Task Selection

This document defines which history-mined tasks belong in phase-0 and which do not.

Selection Goals

  • keep the corpus small enough to inspect by hand
  • prefer tasks with a strong history trail
  • prefer tasks that can be pinned to one commit
  • prefer tasks with a single explicit acceptance command
  • prefer tasks whose runtime assumptions can be recorded plainly
  • prefer tasks where a maintainer-only gold resolution can be captured

Inclusion Criteria

A task is eligible when all of the following are true:

  • it comes from tinygrad git history, an issue thread, or a PR thread
  • the starting repository state can be described as repo_remote plus repo_commit
  • the intended change can be summarized as a bounded patch
  • the success condition can be checked by one deterministic command or a tightly defined command set
  • the required hardware and runtime assumptions can be recorded
  • the gold resolution can be kept in the private ledger without leaking into the public row

Exclusion Criteria

Exclude tasks that:

  • depend on moving upstream branches
  • require manual intervention during evaluation
  • have no stable acceptance command
  • are only meaningful under undocumented local machine state
  • depend on GPU hardware before the CPU lane is stable
  • cannot be made reproducible inside a fixed time window
  • cannot be evaluated without network access

Curation Procedure

  1. Start from git history and issue or PR threads.
  2. Identify isolated, legible fixes or feature changes.
  3. Record the public task row without gold solution material.
  4. Rewrite the task statement so it describes the file and test intent without copying the raw commit subject.
  5. Record the maintainer-only ledger entry with gold commit, optional gold patch, stripped commit metadata, and leakage notes.
  6. Verify the task can be exported as a model-visible prompt packet without repo provenance.
  7. Verify the task can be frozen with a deterministic identifier and manifest.
  8. Reject tasks that need live discovery or ambiguous success criteria.
  9. Freeze the resulting corpus into the benchmark manifest.

Preferred Task Shapes

The first corpus favors small, technical, self-contained work:

  • bug fixes with a targeted regression test
  • narrow API or runtime adjustments
  • small refactors that preserve behavior and are checkable by tests
  • setup or packaging fixes that unblock a known command path
  • tasks whose changed tests live in stable local suites such as test/unit, test/null, test/backend, or similarly small tests/ layouts

Mining Heuristics

When mining from git history, prefer commits that satisfy most of the following:

  • non-merge commit with exactly one parent
  • small patch footprint
  • source files changed alongside localized tests
  • one clear behavioral intent
  • deterministic local acceptance command
  • no vendored, generated, or formatting-dominated noise

The mined candidate set also carries an explicit quality score and review priority so manual curation can start from the strongest fixes first.
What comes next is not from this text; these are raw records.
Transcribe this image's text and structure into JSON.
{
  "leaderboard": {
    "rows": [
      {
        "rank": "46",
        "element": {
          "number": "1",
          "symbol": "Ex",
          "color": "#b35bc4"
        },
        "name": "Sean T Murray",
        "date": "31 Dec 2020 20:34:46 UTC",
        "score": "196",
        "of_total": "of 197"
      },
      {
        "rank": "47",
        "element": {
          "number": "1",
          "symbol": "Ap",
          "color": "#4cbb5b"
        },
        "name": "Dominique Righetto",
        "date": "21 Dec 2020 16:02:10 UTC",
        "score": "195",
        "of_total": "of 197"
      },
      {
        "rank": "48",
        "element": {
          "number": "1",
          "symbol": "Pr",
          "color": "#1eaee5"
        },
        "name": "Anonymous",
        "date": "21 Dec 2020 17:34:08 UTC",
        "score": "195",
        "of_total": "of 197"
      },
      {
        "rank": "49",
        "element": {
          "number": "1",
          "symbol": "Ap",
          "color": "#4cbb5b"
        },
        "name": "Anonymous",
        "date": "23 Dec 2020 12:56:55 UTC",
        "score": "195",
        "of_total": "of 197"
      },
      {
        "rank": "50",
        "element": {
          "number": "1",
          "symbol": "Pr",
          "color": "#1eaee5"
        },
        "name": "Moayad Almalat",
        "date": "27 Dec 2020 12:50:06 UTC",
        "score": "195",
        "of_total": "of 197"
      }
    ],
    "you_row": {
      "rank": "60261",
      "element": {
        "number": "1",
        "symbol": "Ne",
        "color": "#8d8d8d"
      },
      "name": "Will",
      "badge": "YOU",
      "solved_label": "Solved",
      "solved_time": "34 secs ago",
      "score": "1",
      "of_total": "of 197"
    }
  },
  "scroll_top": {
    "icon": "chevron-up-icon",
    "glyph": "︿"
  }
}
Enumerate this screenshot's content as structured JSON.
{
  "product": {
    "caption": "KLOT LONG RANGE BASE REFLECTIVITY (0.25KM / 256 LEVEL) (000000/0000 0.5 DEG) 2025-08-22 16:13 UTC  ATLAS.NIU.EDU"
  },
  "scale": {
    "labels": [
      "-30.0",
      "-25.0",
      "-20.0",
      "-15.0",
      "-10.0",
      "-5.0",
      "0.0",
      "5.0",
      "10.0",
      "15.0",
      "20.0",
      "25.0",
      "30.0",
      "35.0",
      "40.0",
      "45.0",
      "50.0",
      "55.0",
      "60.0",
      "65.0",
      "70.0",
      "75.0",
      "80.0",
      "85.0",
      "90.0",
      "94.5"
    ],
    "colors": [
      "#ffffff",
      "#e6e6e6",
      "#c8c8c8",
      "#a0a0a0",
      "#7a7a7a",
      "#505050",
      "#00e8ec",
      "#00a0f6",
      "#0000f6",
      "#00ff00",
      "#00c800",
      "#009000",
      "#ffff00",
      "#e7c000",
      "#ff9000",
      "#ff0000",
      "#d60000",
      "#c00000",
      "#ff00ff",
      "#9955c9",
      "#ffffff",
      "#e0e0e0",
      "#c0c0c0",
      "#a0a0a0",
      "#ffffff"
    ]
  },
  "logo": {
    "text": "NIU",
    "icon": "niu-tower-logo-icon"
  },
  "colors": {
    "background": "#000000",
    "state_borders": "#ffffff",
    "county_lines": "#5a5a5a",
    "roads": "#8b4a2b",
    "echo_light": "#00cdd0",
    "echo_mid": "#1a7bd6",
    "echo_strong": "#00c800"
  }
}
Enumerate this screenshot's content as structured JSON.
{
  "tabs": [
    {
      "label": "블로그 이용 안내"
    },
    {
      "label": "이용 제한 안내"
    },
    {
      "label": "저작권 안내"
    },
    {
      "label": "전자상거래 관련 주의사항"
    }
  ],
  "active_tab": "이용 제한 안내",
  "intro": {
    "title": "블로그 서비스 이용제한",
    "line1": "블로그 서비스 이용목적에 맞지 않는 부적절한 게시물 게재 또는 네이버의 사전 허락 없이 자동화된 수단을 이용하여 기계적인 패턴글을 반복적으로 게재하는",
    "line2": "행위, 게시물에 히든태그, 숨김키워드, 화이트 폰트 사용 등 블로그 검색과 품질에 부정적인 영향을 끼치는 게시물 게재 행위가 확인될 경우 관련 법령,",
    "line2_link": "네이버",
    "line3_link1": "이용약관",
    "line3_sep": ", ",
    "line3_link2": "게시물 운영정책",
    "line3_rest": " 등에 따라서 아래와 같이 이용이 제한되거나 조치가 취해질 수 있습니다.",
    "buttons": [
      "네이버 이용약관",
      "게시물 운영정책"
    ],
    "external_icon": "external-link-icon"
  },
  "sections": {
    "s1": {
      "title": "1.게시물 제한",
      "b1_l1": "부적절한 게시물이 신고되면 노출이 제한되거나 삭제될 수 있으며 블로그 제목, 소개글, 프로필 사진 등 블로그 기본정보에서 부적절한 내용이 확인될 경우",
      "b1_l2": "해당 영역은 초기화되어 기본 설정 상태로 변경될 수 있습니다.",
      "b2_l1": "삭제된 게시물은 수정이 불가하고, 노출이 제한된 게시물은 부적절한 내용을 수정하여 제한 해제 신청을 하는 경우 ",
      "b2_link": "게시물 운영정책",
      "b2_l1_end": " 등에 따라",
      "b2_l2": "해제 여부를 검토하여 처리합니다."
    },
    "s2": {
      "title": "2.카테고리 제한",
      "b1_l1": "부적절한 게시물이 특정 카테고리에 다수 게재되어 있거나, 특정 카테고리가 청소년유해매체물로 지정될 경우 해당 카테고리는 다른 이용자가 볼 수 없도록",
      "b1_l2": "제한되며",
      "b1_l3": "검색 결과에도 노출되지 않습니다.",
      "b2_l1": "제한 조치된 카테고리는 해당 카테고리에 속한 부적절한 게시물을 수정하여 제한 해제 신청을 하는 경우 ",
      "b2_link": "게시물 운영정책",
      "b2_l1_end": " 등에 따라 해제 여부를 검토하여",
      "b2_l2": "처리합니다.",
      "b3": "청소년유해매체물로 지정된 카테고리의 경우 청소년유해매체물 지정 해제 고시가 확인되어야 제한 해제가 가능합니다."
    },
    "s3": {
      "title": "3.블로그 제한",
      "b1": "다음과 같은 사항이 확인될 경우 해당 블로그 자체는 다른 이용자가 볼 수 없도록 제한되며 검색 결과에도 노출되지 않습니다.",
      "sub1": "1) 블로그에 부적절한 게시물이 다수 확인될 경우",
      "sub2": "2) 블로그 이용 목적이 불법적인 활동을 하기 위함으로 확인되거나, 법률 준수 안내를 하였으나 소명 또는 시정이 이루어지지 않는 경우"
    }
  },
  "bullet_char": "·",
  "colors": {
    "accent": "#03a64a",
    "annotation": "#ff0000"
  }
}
For the initial tinygrad corpus, prefer miner configurations that include tinygrad/ sources and test/ suites while explicitly excluding extra/, examples/, docs/, and unsuitable test prefixes such as test/external/, test/models/, test/speed/, test/web/, test/amd/, test/device/, and test/mockgpu/.

Reject or down-rank commits that are mostly:

  • merges or reverts
  • docs-only or rename-only changes
  • broad refactors
  • flaky or network-dependent integration work
  • GPU-only validation without pinned hardware
  • tests under external, model-heavy, speed, web, or hardware-specific suites

Avoid For Phase-0

  • large architectural rewrites
  • tasks that require multiple subsystems to change at once
  • performance-only claims
  • subjective-review tasks
  • bespoke GPU setup or host tuning
  • tasks whose evaluation requires browsing git history from inside the model workspace

Provenance Record

Each selected task retains enough evidence to explain why it was chosen:

  • source thread or commit reference
  • why the task is reproducible
  • why the acceptance command is stable
  • why the task belongs in the CPU correctness lane
  • what gold resolution was used for comparison
  • any known caveats or environment assumptions

The public benchmark stays clean. Leakage-sensitive material belongs in the maintainer-only ledger, keyed by item_id. Model-visible prompt packets are cleaner still: no repo remote, no commit id, no source refs, and no miner provenance metadata.